Dalam perjalanan seorang pemimpin, masa-masa keemasan bukanlah garis akhir. Sebaliknya, itu hanya jeda sebelum datangnya ujian sesungguhnya ujian kepercayaan, ujian loyalitas, ujian harga diri. Dan kelak, suatu saat nanti, Haji Rasyid Bancin (HRB) selaku Wali Kota akan sampai pada titik itu.
Bukan lagi sekadar pujian atau klaim keberhasilan pembangunan yang akan mengisi ruang-ruang publik, melainkan kritik. Kritik yang tajam. Kritik yang membawa serta analisis mendalam, data faktual, dan manuver opini yang terstruktur. Kritik yang tak hanya lahir dari barisan lawan politik, tetapi bisa pula tumbuh dari retakan internal dari mereka yang pernah berada dalam lingkaran tim HRB sendiri.
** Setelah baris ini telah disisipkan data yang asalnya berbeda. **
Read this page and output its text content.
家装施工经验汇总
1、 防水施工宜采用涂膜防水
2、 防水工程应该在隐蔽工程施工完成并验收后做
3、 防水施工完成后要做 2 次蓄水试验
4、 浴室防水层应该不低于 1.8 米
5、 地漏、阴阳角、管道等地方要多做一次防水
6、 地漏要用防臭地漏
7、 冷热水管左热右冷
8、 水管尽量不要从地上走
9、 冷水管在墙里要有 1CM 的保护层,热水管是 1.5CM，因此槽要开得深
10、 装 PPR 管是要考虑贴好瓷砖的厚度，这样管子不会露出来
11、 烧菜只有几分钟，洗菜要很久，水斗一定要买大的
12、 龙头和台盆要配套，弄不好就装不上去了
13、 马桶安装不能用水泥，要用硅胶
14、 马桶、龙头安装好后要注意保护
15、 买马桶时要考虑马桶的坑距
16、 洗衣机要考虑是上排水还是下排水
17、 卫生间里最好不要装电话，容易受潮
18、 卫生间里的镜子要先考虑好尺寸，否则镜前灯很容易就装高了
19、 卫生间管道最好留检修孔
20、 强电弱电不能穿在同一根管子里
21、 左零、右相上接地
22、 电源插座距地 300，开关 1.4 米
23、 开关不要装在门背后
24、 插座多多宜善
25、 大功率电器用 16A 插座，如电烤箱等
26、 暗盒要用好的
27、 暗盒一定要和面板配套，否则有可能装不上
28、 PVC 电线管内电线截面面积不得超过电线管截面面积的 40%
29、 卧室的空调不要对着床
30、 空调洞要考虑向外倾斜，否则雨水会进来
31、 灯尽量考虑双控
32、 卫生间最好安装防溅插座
Mengapa demikian? Karena politik selalu bergerak. Karena kekuasaan tidak pernah abadi,karena hasutan, kepentingan pribadi, atau rasa kecewa bisa melahirkan oposisi dari arah yang tak disangka. Maka, ketika saat itu tiba, ketika nama HRB dikuliti, dikuliti habis dengan berlapis narasi dan tudingan, akan muncul satu pertanyaan besar: siapakah yang berani berdiri membela tanpa pamrih?
Antara Loyalitas dan Uang
Bagi sebagian pejabat yang telah lama tenggelam dalam lautan kekayaan, membayar loyalitas bukanlah perkara sulit. Ada saja yang bersedia menjadi corong pembela, dari pemuda buzzer hingga akademisi bergelar profesor. Semua bisa dibeli, bila harga cocok. Kata-kata bisa dirangkai menjadi pembelaan ilmiah. Reputasi bisa dipinjam untuk menegasikan kesalahan. Itulah realitas politik saat ini, dukungan bisa dipesan, dibayar dan dipoles hingga tampak murni.
Tetapi bagaimana dengan HRB?
Apakah ia termasuk dalam golongan itu? Ataukah ia tetap menjadi figur yang mengandalkan integritas, bukan transfer dana? Ini pertanyaan krusial, bukan hanya untuk HRB, tetapi juga untuk siapa pun yang bercita-cita memimpin tanpa menjual akal sehat.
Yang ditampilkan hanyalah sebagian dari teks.